Ok, without further ado – to the example. Here is original photo. I couldn’t get it right in Photomatix Pro (it was taken a few years ago so my skills were lower than they are now) what resulted in a way too dark shadows and a bit too bright highlights.
- First open your photo in Photoshop and duplicate your background layer by pressing CTRL + J.
- With your new layer selected navigate to Image -> Adjustments -> Shadows/Highlights… Following window will appear. If you don’t see all the controls make sure “Show More Options” box at the bottom of the window is checked.
- First lets work on shadows. Make sure Highlights Amount is at 0% and then increase Shadows Amount to 100% to see the effect at full strength. Now it’s time to define shadows areas. To do this play with Tonal Width slider until only real shadows are affected (with default 50% a lot of mid-tones are affected as well). For this image I decided to use 7%. As you will see you might have a lot of halo artifacts at this stage. To get rid of them increase Radius a little bit what will smooth the effect. I chose 100 pixels for Radius. Finally decrease Amount (as you remember we used 100% only to see the effect well). I used 50% for this slider. Click Ok. As you can see we restored great amount of detail in shadows.
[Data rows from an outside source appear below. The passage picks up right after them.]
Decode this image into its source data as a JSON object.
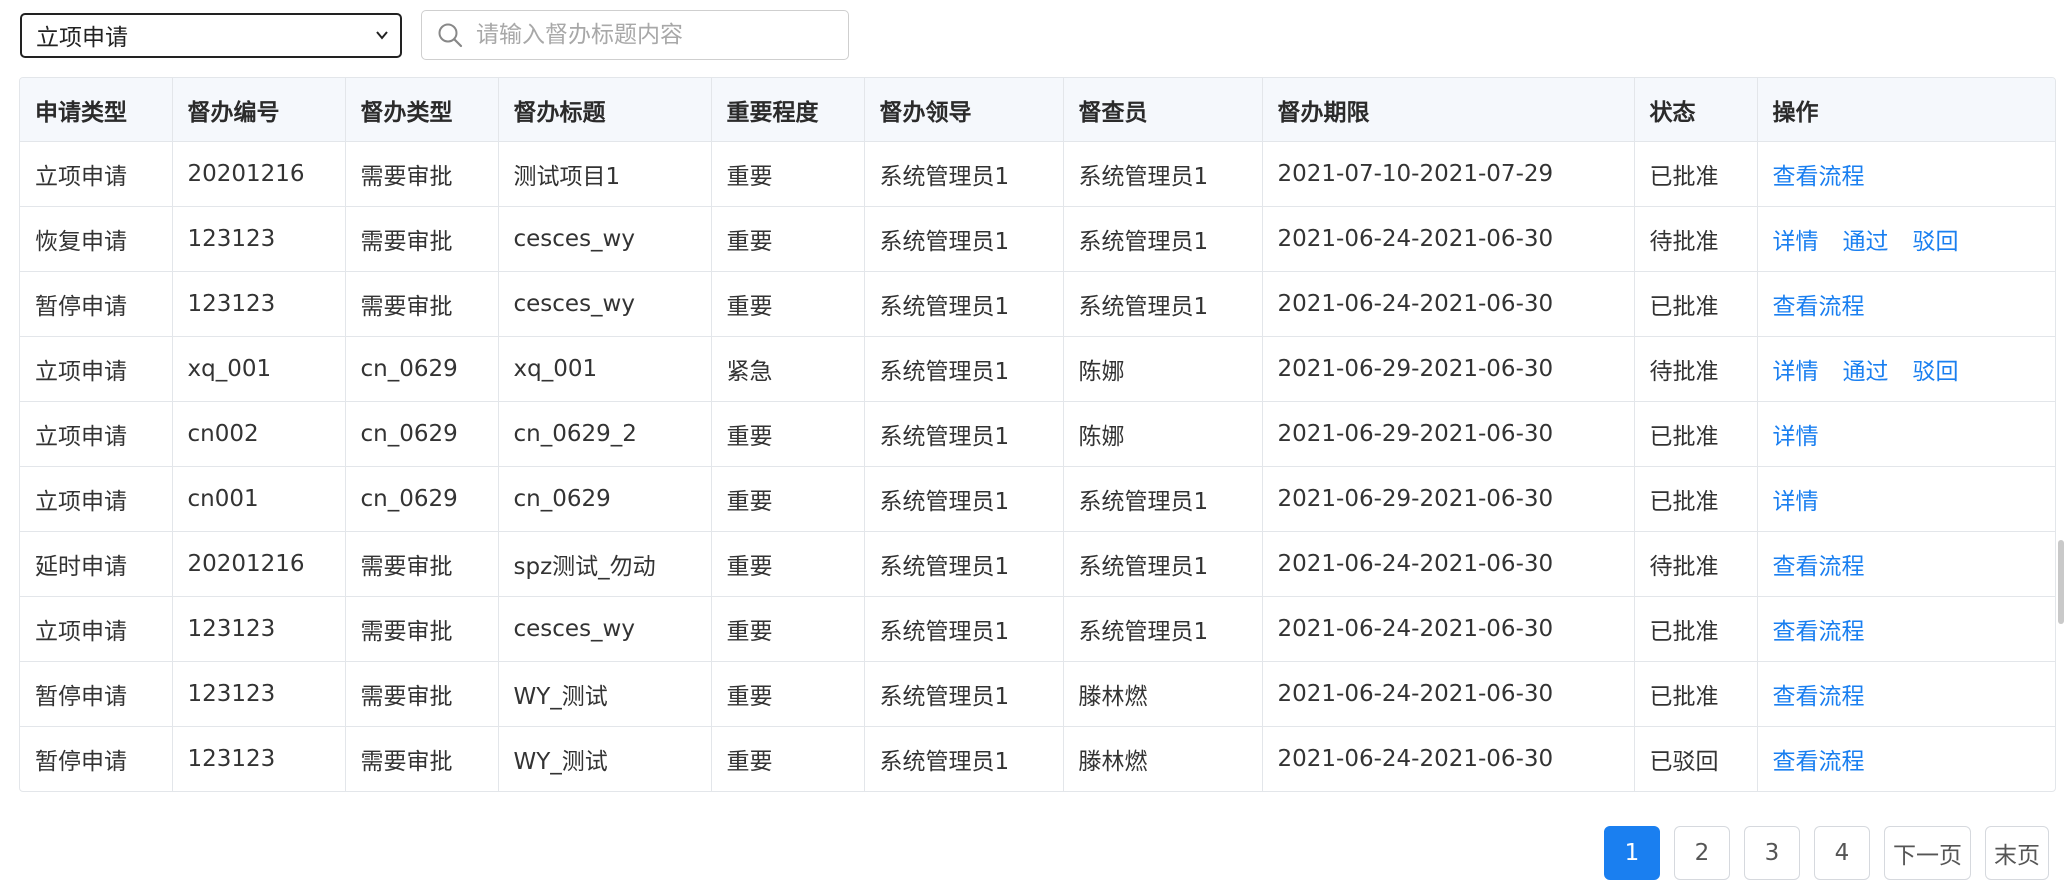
{
  "filter": {
    "selected": "立项申请",
    "search_placeholder": "请输入督办标题内容"
  },
  "table": {
    "columns": [
      "申请类型",
      "督办编号",
      "督办类型",
      "督办标题",
      "重要程度",
      "督办领导",
      "督查员",
      "督办期限",
      "状态",
      "操作"
    ],
    "rows": [
      {
        "type": "立项申请",
        "code": "20201216",
        "kind": "需要审批",
        "title": "测试项目1",
        "level": "重要",
        "leader": "系统管理员1",
        "inspector": "系统管理员1",
        "period": "2021-07-10-2021-07-29",
        "status": "已批准",
        "actions": [
          "查看流程"
        ]
      },
      {
        "type": "恢复申请",
        "code": "123123",
        "kind": "需要审批",
        "title": "cesces_wy",
        "level": "重要",
        "leader": "系统管理员1",
        "inspector": "系统管理员1",
        "period": "2021-06-24-2021-06-30",
        "status": "待批准",
        "actions": [
          "详情",
          "通过",
          "驳回"
        ]
      },
      {
        "type": "暂停申请",
        "code": "123123",
        "kind": "需要审批",
        "title": "cesces_wy",
        "level": "重要",
        "leader": "系统管理员1",
        "inspector": "系统管理员1",
        "period": "2021-06-24-2021-06-30",
        "status": "已批准",
        "actions": [
          "查看流程"
        ]
      },
      {
        "type": "立项申请",
        "code": "xq_001",
        "kind": "cn_0629",
        "title": "xq_001",
        "level": "紧急",
        "leader": "系统管理员1",
        "inspector": "陈娜",
        "period": "2021-06-29-2021-06-30",
        "status": "待批准",
        "actions": [
          "详情",
          "通过",
          "驳回"
        ]
      },
      {
        "type": "立项申请",
        "code": "cn002",
        "kind": "cn_0629",
        "title": "cn_0629_2",
        "level": "重要",
        "leader": "系统管理员1",
        "inspector": "陈娜",
        "period": "2021-06-29-2021-06-30",
        "status": "已批准",
        "actions": [
          "详情"
        ]
      },
      {
        "type": "立项申请",
        "code": "cn001",
        "kind": "cn_0629",
        "title": "cn_0629",
        "level": "重要",
        "leader": "系统管理员1",
        "inspector": "系统管理员1",
        "period": "2021-06-29-2021-06-30",
        "status": "已批准",
        "actions": [
          "详情"
        ]
      },
      {
        "type": "延时申请",
        "code": "20201216",
        "kind": "需要审批",
        "title": "spz测试_勿动",
        "level": "重要",
        "leader": "系统管理员1",
        "inspector": "系统管理员1",
        "period": "2021-06-24-2021-06-30",
        "status": "待批准",
        "actions": [
          "查看流程"
        ]
      },
      {
        "type": "立项申请",
        "code": "123123",
        "kind": "需要审批",
        "title": "cesces_wy",
        "level": "重要",
        "leader": "系统管理员1",
        "inspector": "系统管理员1",
        "period": "2021-06-24-2021-06-30",
        "status": "已批准",
        "actions": [
          "查看流程"
        ]
      },
      {
        "type": "暂停申请",
        "code": "123123",
        "kind": "需要审批",
        "title": "WY_测试",
        "level": "重要",
        "leader": "系统管理员1",
        "inspector": "滕林燃",
        "period": "2021-06-24-2021-06-30",
        "status": "已批准",
        "actions": [
          "查看流程"
        ]
      },
      {
        "type": "暂停申请",
        "code": "123123",
        "kind": "需要审批",
        "title": "WY_测试",
        "level": "重要",
        "leader": "系统管理员1",
        "inspector": "滕林燃",
        "period": "2021-06-24-2021-06-30",
        "status": "已驳回",
        "actions": [
          "查看流程"
        ]
      }
    ]
  },
  "pagination": {
    "pages": [
      "1",
      "2",
      "3",
      "4"
    ],
    "current": "1",
    "next_label": "下一页",
    "last_label": "末页"
  },
  "colors": {
    "accent": "#1a7ff0",
    "header_bg": "#f5f8fc",
    "border": "#e3e6ea"
  }
}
- Now it’s time to restore highlights. Open Image -> Adjustments -> Shadows/Highlights… again and this time reduce Shadows Amount to 0% and increase Highlights Amount to 100%. Then play with Tonal Width slider. I used value of 3% for this photo and Radius of 150 pixels. Finally I reduced Highlights Amount to 40%. Here is final photo:
And here is before/after comparison:
As you can see in a few seconds we managed to restore most of the details in shadows and also some in highlights (particularly in the clouds which are now a bit better defined). The original photo was greatly underexposed, now it is not that bad. Of course further editing might be necessary as now the shadows might look a bit artificial. This tool is very easy and can greatly improve your working speed. Often using layer masks will still be necessary but not everyone is aware of this tool.